Машины поступки, в том числе эмиграция, являются лишь реакцией на события, в буквальном смысле насильственно навязанные ей жизнью. В одной из самых визуально пронзительных, незабываемый сцен она рассказывает о том, как ей пришлось стать двукратной жертвой – как женщине и как еврейке: сначала она пережила групповое изнасилованье, а когда ее мать пыталась судить преступников, судья-антисемит фыркнул: "Поезжайте в Израиль и там качайте права". Машин рассказ идет фоном к монтажу снятых средним планом отрывочных кадров, в которых Саша с Машей наводят порядок в доме. Сцена снята без звука, только Машин шепот связывает раздробленное действие. Словно отражая отчуждение героев и несопоставимость их жизненного опыта, камера панорамирует происходящее свысока или с самого низа, заключая Сашу с Машей в одном кадре, но в разных его углах или вверх ногами по отношению друг к другу. Когда их взгляды, наконец, встречаются, то заняты рты, набитые едой. Лишь в конце сцены они оказываются лицом к лицу, снятые крупным планом в холодных серых тонах. Барьер сломан, и оба плачут. Маша не заканчивает фразу "Однажды тебе говорят "жидовка"..." – но конец понятен: твоя жизнь меняется навеки. Как сказал Михаил Крутиков: "Еврейская идентификация полностью произвольна, но как только человека заклеймили евреем, это становится его судьбой".

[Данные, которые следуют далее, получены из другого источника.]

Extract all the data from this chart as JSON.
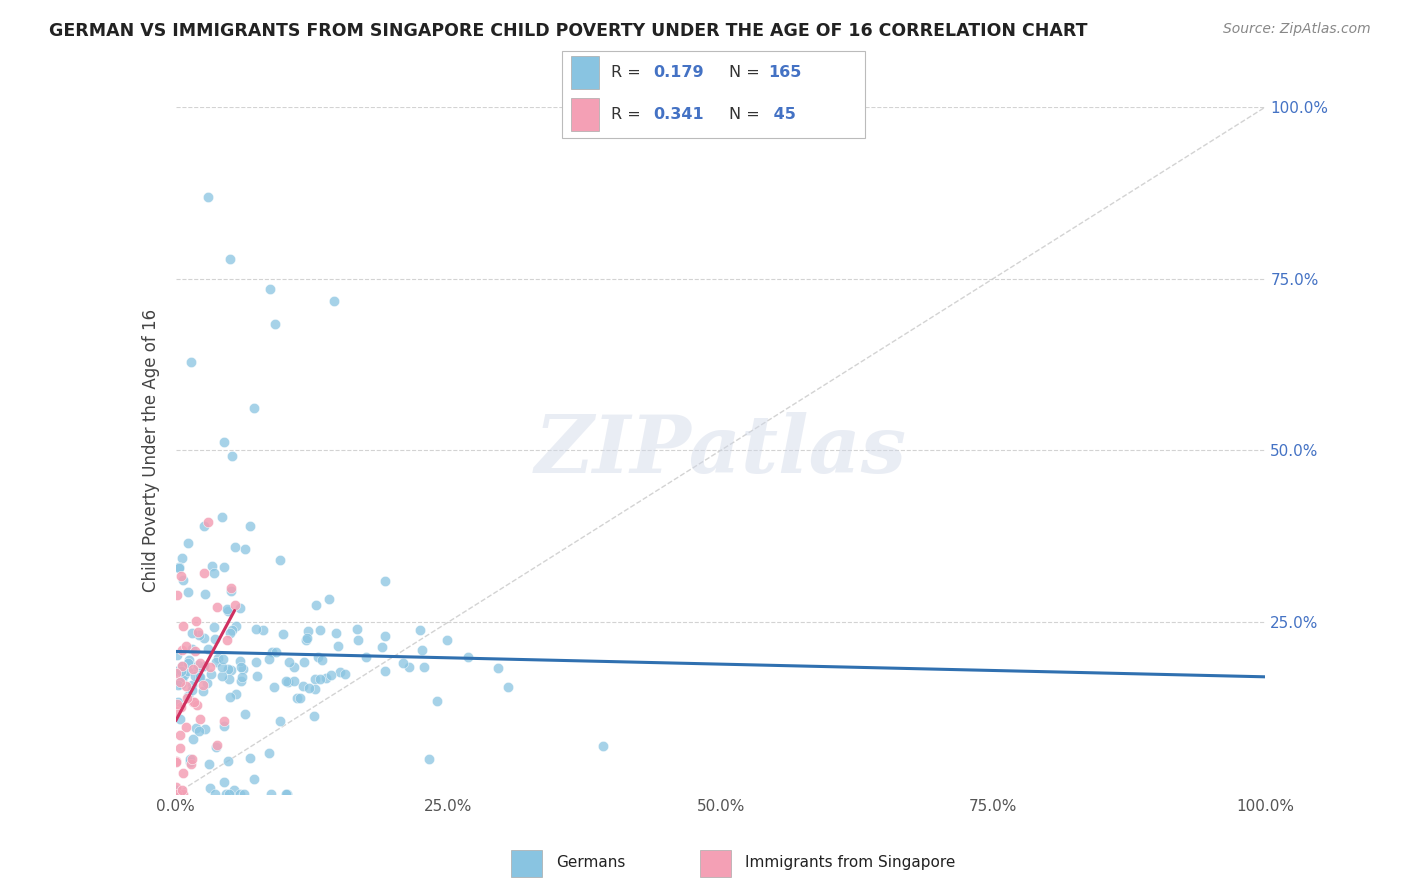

Символично, что в доме Маши нет ни одного мужчины, поскольку мать выгнала отца за неспособность постоять за семью (что говорит о его мужской несостоятельности). Женская сущность Машиной семьи олицетворяет собой слабость, пассивность и беззащитность. Стереотип "еврейский хлюпик" доведен здесь до крайности – евреи мужского пола появляются на экране исключительно в образе мальчиков или немощных стариков. Под конец фильм феминизирует евреев до такой степени, что они уже даже не "женоподобные еврейские мужчины" (определение Даниэля Боярина), а просто-напросто женщины. Саша – русский мужчина-пролетарий – является в Машино бабье семейство, чтобы помочь женственным, слабым, бестолковым евреям. Его мужественность оттеняется контрастными кадрами: например, Саша, стоящий напротив трех сидящих рядком женщин – Маши, матери и бабушки, в унисон затягивающихся сигаретами, словно три репродукции одного образа.

Саша оказывает семейству мелкие домашние услуги, но не в силах защитить их от антисемитского преследования. Юдофобские плевки рассеяны по всему фильму – к примеру, милиционер у синагоги спрашивает Сашу: "Богатую жидовку в жены ищешь?". Но самое непосредственное столкновение зрителя с антисемитизмом здесь происходит через анонимного хулигана, постоянно звонящего Маше домой: то-есть, у антисемитизма нет лица, он везде, как воздух. Сашины попытки дать отпор антисемиту и встретиться с ним лицом к лицу терпят неудачу – подбежав к опустевшей телефонной будке, он видит лишь собственное отражение в стекле: то-есть, антисемитом может быть любой. Антисемитизм лишает Машу сексуальности, интимные отношения становятся возможными для нее лишь тогда, когда ей удается ускользнуть от него – прямо перед отъездом в Израиль. Безмолвная сцена прощальной близости между влюбленными – единственный поэтичный эпизод картины. Утопающая в желтых и кремовым тонах, снятая чередующимися крупными планами идиллия резко выделяется на фоне мрачной палитры остальных сцен. Единственный звук – шум взлетающих самолетов, напоминающий о скорой разлуке.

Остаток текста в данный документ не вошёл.